[44: M. Delachau, capitaine au 4e régiment, depuis colonel du 29e.]
[45: On a peine à comprendre l'illusion de l'Empereur. Les 3 et 4 décembre, il indiquait dans ses ordres l'intention de faire reposer l'armée à Molodetschno ou à Smorghoni. Il parlait de distributions de vivres. Le 5, au moment de son départ, il ordonnait encore au roi de Naples de garder Wilna, ou du moins Kowno, comme tête de pont.]
[46: On ne finirait pas, si l'on voulait raconter toutes les anecdotes horribles, touchantes, et souvent incroyables, qui signalèrent cette funeste époque.
Un général, épuisé de fatigue, était tombé sur la route. Un soldat, en passant, commença à lui ôter ses bottes; celui-ci, se soulevant avec peine, le pria d'attendre au moins qu'il fût mort pour le dépouiller: Mon général, répondit le soldat, je ne demanderais pas mieux; mais un autre va les prendre; il vaut autant que ce soit moi; et il continua.
Un soldat était dépouillé par un autre; il lui demanda de le laisser mourir en paix. Excusez, camarade, répondit l'autre, j'ai cru que vous étiez mort; et il passa son chemin.
Quelquefois même une affreuse ironie se joignait à l'égoïsme ou à la cruauté. Deux soldais entendirent un officier, malade et étendu par terre, qui les appelait à son secours, et qui se disait officier du génie. Comment! c'est un officier du génie? dirent-ils en s'arrêtant. Oui, mes amis, dit l'officier. Eh bien! tire ton plan, reprit l'un des soldats; et ils le laissèrent.
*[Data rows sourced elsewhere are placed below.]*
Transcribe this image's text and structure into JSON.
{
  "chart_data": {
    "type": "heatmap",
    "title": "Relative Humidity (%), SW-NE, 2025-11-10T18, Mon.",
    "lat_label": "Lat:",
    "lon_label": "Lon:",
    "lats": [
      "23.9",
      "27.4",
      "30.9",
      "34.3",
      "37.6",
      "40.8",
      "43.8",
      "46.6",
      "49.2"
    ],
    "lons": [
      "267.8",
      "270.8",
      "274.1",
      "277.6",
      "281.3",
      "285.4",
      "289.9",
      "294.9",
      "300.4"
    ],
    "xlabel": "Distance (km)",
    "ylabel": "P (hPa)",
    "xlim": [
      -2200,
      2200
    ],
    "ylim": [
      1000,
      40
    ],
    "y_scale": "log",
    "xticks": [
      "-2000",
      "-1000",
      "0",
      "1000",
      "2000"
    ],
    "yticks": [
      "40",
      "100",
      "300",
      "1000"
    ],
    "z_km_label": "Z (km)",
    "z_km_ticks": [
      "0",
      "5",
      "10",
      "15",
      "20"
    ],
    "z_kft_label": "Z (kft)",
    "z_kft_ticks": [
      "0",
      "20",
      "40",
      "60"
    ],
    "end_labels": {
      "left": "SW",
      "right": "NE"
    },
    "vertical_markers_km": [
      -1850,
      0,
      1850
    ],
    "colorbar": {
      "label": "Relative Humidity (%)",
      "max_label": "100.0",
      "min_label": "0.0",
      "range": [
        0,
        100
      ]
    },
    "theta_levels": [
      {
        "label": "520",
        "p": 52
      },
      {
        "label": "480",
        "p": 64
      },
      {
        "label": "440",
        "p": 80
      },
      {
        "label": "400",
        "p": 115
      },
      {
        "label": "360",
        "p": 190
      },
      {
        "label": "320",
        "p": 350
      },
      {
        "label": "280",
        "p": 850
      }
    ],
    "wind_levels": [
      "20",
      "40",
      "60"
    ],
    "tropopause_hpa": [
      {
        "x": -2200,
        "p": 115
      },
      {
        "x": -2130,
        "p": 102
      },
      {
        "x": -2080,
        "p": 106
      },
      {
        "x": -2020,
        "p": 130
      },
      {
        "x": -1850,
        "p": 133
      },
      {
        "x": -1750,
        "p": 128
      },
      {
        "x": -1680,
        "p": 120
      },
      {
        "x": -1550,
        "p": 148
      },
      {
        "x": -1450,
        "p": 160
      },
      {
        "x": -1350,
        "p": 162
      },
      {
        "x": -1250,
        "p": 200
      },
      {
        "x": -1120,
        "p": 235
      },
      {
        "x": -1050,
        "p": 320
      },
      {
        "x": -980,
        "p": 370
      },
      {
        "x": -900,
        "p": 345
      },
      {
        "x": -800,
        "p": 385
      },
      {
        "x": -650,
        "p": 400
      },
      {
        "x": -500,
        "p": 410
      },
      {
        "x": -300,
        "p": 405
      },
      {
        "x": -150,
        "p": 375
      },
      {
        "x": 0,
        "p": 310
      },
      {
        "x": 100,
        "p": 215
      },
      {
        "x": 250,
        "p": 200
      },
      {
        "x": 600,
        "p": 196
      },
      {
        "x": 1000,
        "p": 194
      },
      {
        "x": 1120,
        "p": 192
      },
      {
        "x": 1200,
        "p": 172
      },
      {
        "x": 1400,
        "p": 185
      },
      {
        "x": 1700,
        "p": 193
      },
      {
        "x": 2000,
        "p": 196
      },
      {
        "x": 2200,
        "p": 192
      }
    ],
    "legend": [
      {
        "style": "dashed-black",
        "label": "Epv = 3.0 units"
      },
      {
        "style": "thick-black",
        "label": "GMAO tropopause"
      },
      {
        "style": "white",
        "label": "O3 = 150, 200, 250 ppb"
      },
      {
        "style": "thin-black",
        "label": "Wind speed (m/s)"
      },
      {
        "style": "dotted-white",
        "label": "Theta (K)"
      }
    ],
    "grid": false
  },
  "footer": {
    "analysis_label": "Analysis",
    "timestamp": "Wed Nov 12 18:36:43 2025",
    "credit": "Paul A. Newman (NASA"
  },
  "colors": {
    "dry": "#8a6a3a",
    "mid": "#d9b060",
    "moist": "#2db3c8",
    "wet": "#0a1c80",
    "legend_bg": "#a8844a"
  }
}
Cependant, pour la consolation de l'humanité, quelques traits sublimes de dévouement venaient contraster avec tant d'égoïsme et d'insensibilité. On a cité surtout celui d'un tambour du 7e régiment d'infanterie légère; sa femme, cantinière au régiment, tomba malade au commencement de la retraite; le tambour la conduisit tant qu'ils eurent une charrette et un cheval. À Smolensk, le cheval mourut: alors il s'attela lui-même à la charrette, et traîna sa femme jusqu'à Wilna. En arrivant dans cette ville, elle était trop malade pour aller plus loin, et son mari resta prisonnier avec elle.
Une cantinière du 33e régiment était accouchée en Prusse, avant le commencement de la campagne; elle suivit jusqu'à Moscou son régiment, avec sa petite fille, qui avait six mois au moment du départ de Moscou. Cette enfant vécut pendant la retraite d'une manière miraculeuse; sa mère ne la nourrissait qu'avec du boudin de sang de cheval; elle était enveloppée d'une fourrure prise à Moscou, et souvent nu-tête. Deux fois elle fut perdue; et on la retrouva, d'abord dans un champ, puis dans un village brûlé, couchée sur des matelas. Sa mère passa la Bérézina à cheval, ayant de l'eau jusqu'au cou, tenant d'une main la bride, et de l'autre son enfant sur sa tête. Ainsi, par une suite de prodiges, cette petite fille acheva la retraite sans accident, et ne fut pas même enrhumée.]